Doctors need to work on developing systems to prevent mishaps. A good example is the use of preprinted forms for post-operative orders, which simply need to be ticked and signed, so important orders are not forgotten. The use of technology can also help in reducing medical errors. For example, the use of electronic medical records will prevent errors due to illegible handwriting. And personal digital assistants can serve as peripheral brains, since they can be equipped with extensive drug and clinical databases.
If a patient dies, a calm-headed analysis is far more productive than giving vent to emotions, but this can only occur if there are systems in place to analyse these errors transparently and openly.
When an error occurs, most of us would like to be informed about it—we expect the doctor to provide an explanation or an apology, and to rectify the error. However, most doctors still react by covering up errors because they are afraid of being beaten up or being sued; and this often makes a bad situation worse. In fact, even in the US, which has such a poisonous litigious climate, there is now a nationwide movement to teach doctors how to apologise for medical errors. Their web site, Sorry Works, at, has many examples of how this approach helps both doctors and patients.
Having said that, a lot lies in the hands of the consumers of healthcare—the patients. You need to become an active partner in your medical care. While any one doctor or nurse can make a mistake, a well-informed patient can prevent such errors by acting as his own last line of defence. This is why it is so important to seek more information. You can learn how to do so at Your doctor may forget and make mistakes, but a well-informed patient will not allow him to do so!

1 comment:

  1. Will electronic recordkeeping really prevent handwriting errors?
    Among the hospitals that call me in to prevent medication errors (by giving handwriting classes to the doctors), a fairly high percentage claim to have "computerized everything" 1 or 2 or 5 or more years ago … yet they still have handwriting problems, because of a crucial 1% to 5% of handwritten documentation that just won't go away.

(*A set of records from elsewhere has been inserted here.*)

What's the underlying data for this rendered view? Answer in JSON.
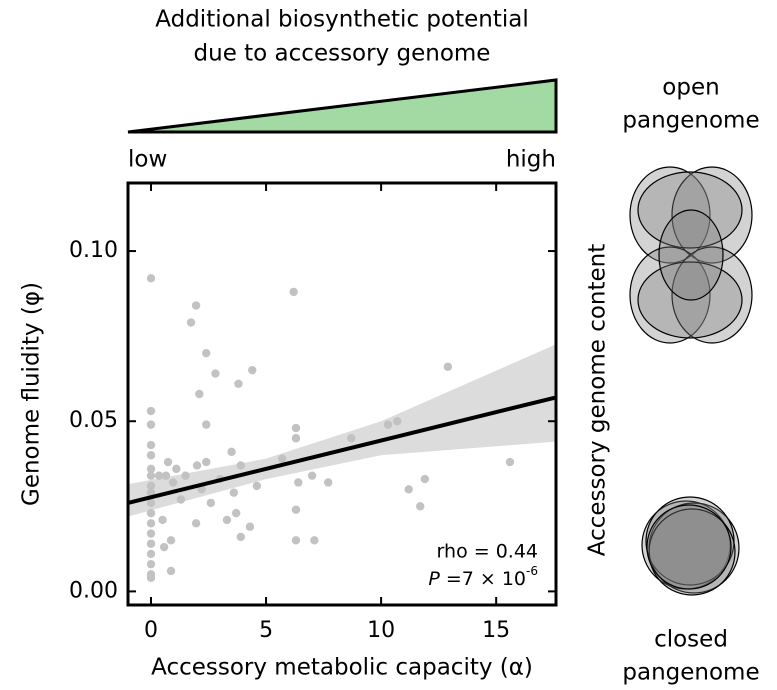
{
  "chart_data": {
    "type": "scatter",
    "title": [
      "Additional biosynthetic potential",
      "due to accessory genome"
    ],
    "gradient_labels": [
      "low",
      "high"
    ],
    "gradient_color": "#a3d9a2",
    "x_label": "Accessory metabolic capacity (α)",
    "y_label": "Genome fluidity (φ)",
    "side_label": "Accessory genome content",
    "diagram_labels": {
      "open": [
        "open",
        "pangenome"
      ],
      "closed": [
        "closed",
        "pangenome"
      ]
    },
    "annotation": "rho = 0.44",
    "p_value": {
      "symbol": "P",
      "text": " =7 × 10",
      "exponent": "-6"
    },
    "xlim": [
      -1,
      17.6
    ],
    "ylim": [
      -0.004,
      0.12
    ],
    "xticks": [
      0,
      5,
      10,
      15
    ],
    "yticks": [
      {
        "value": 0,
        "label": "0.00"
      },
      {
        "value": 0.05,
        "label": "0.05"
      },
      {
        "value": 0.1,
        "label": "0.10"
      }
    ],
    "color": "#c2c2c2",
    "x": [
      0,
      0,
      0,
      0,
      0,
      0,
      0,
      0,
      0,
      0,
      0,
      0,
      0,
      0,
      0,
      0,
      0,
      0,
      0.35,
      0.5,
      0.57,
      0.65,
      0.74,
      0.87,
      0.87,
      0.96,
      1.1,
      1.3,
      1.5,
      1.74,
      1.96,
      1.96,
      2.0,
      2.1,
      2.2,
      2.4,
      2.4,
      2.4,
      2.6,
      2.8,
      3.0,
      3.3,
      3.5,
      3.6,
      3.7,
      3.8,
      3.9,
      3.9,
      4.4,
      4.3,
      4.6,
      5.7,
      6.2,
      6.3,
      6.3,
      6.4,
      6.3,
      6.3,
      7.0,
      7.1,
      7.7,
      8.7,
      10.3,
      10.7,
      11.2,
      11.7,
      11.9,
      12.9,
      15.6
    ],
    "y": [
      0.092,
      0.053,
      0.049,
      0.043,
      0.04,
      0.036,
      0.034,
      0.031,
      0.029,
      0.026,
      0.023,
      0.02,
      0.017,
      0.014,
      0.011,
      0.008,
      0.005,
      0.004,
      0.034,
      0.021,
      0.013,
      0.034,
      0.038,
      0.015,
      0.006,
      0.032,
      0.036,
      0.027,
      0.034,
      0.079,
      0.084,
      0.02,
      0.037,
      0.058,
      0.03,
      0.07,
      0.049,
      0.038,
      0.026,
      0.064,
      0.033,
      0.021,
      0.041,
      0.029,
      0.023,
      0.061,
      0.016,
      0.037,
      0.065,
      0.019,
      0.031,
      0.039,
      0.088,
      0.048,
      0.045,
      0.032,
      0.024,
      0.015,
      0.034,
      0.015,
      0.032,
      0.045,
      0.049,
      0.05,
      0.03,
      0.025,
      0.033,
      0.066,
      0.038
    ],
    "fit": {
      "color": "#000000",
      "x": [
        -1,
        17.6
      ],
      "y": [
        0.026,
        0.057
      ]
    },
    "band": {
      "color": "#dcdcdc",
      "x": [
        -1,
        5,
        10,
        17.6
      ],
      "upper": [
        0.0315,
        0.039,
        0.05,
        0.0726
      ],
      "lower": [
        0.022,
        0.033,
        0.04,
        0.044
      ]
    }
  }
}
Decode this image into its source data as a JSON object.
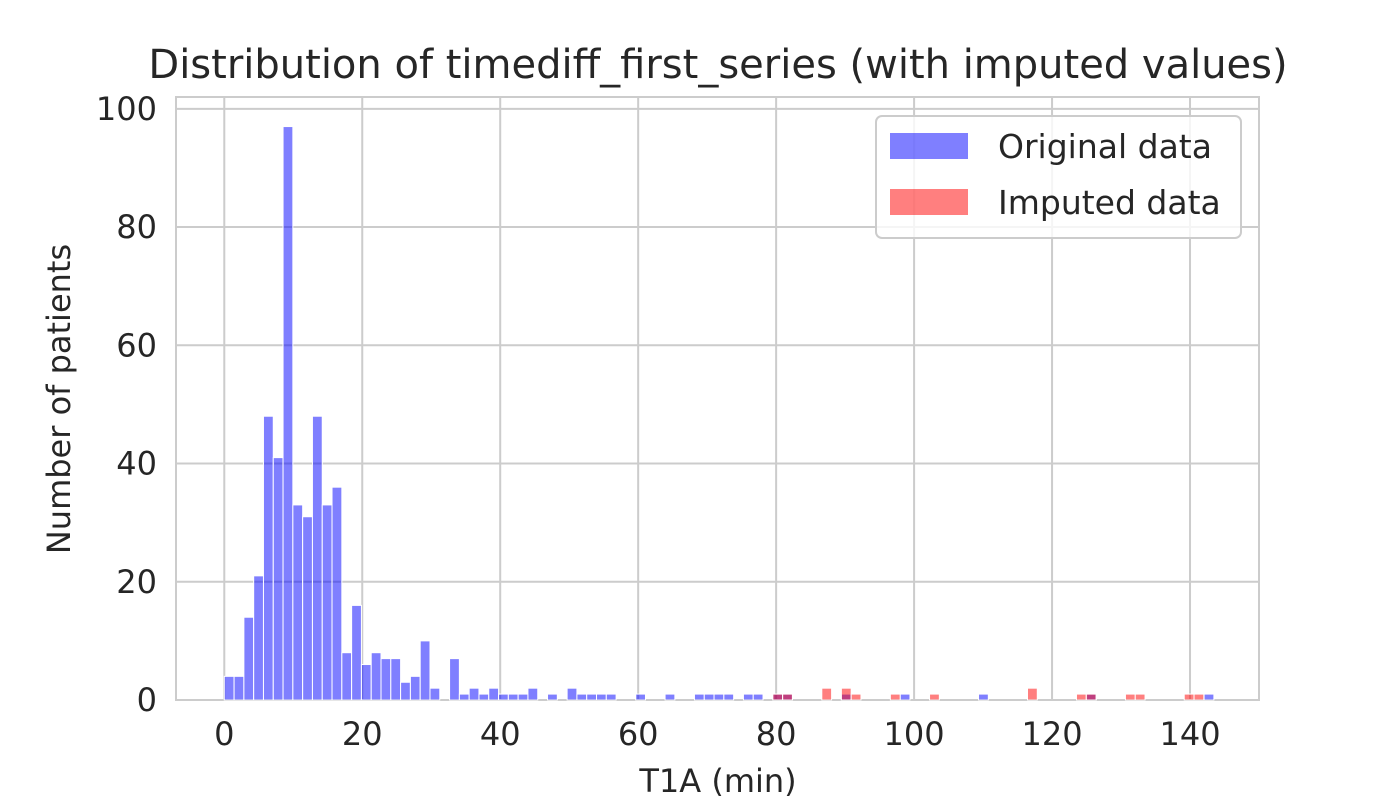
{
  "chart_data": {
    "type": "bar",
    "title": "Distribution of timediff_first_series (with imputed values)",
    "xlabel": "T1A (min)",
    "ylabel": "Number of patients",
    "xlim": [
      -7,
      150
    ],
    "ylim": [
      0,
      102
    ],
    "xticks": [
      0,
      20,
      40,
      60,
      80,
      100,
      120,
      140
    ],
    "yticks": [
      0,
      20,
      40,
      60,
      80,
      100
    ],
    "grid": true,
    "legend_position": "top-right",
    "bin_width": 1.42,
    "colors": {
      "original": "#0000ff",
      "imputed": "#ff0000",
      "grid": "#cccccc"
    },
    "series": [
      {
        "name": "Original data",
        "color": "#0000ff",
        "alpha": 0.5,
        "x": [
          0,
          1.42,
          2.84,
          4.26,
          5.68,
          7.1,
          8.52,
          9.94,
          11.36,
          12.78,
          14.2,
          15.62,
          17.04,
          18.46,
          19.88,
          21.3,
          22.72,
          24.14,
          25.56,
          26.98,
          28.4,
          29.82,
          32.66,
          34.08,
          35.5,
          36.92,
          38.34,
          39.76,
          41.18,
          42.6,
          44.02,
          46.86,
          49.7,
          51.12,
          52.54,
          53.96,
          55.38,
          59.64,
          63.9,
          68.16,
          69.58,
          71.0,
          72.42,
          75.26,
          76.68,
          79.52,
          80.94,
          89.46,
          97.98,
          109.34,
          125.0,
          142.04
        ],
        "values": [
          4,
          4,
          14,
          21,
          48,
          41,
          97,
          33,
          31,
          48,
          33,
          36,
          8,
          16,
          6,
          8,
          7,
          7,
          3,
          4,
          10,
          2,
          7,
          1,
          2,
          1,
          2,
          1,
          1,
          1,
          2,
          1,
          2,
          1,
          1,
          1,
          1,
          1,
          1,
          1,
          1,
          1,
          1,
          1,
          1,
          1,
          1,
          1,
          1,
          1,
          1,
          1
        ]
      },
      {
        "name": "Imputed data",
        "color": "#ff0000",
        "alpha": 0.5,
        "x": [
          79.52,
          80.94,
          86.62,
          89.46,
          90.88,
          96.56,
          102.24,
          116.44,
          123.54,
          124.96,
          130.64,
          132.06,
          139.16,
          140.58
        ],
        "values": [
          1,
          1,
          2,
          2,
          1,
          1,
          1,
          2,
          1,
          1,
          1,
          1,
          1,
          1
        ]
      }
    ]
  }
}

    Doctors in "totally computerized" hospitals still scribble Post-Its to slap onto the walls of the nurse's station, still scrawl notes on the cuffs of their scrubs during impromptu elevator/corridor conferences with colleagues … and, most of all, doctors with computer systems often have the ward clerks operate the computers, use the Net, or
    whatever: working, of course, from the doctors' illegible handwriting.
    Bad doctor handwriting, incorrectly deciphered by ward clerks using the computer for any purpose, thereby enters the computerized medical record.

    And what happens when disasters knock out a hospital's network? More than one hospital, during Hurricane Katrina, lost its generator, its electric power — and therefore its computer system — for the duration.
    Even the computer-savviest staffers in the disaster zone had to use pens. Let's hope they wrote legibly.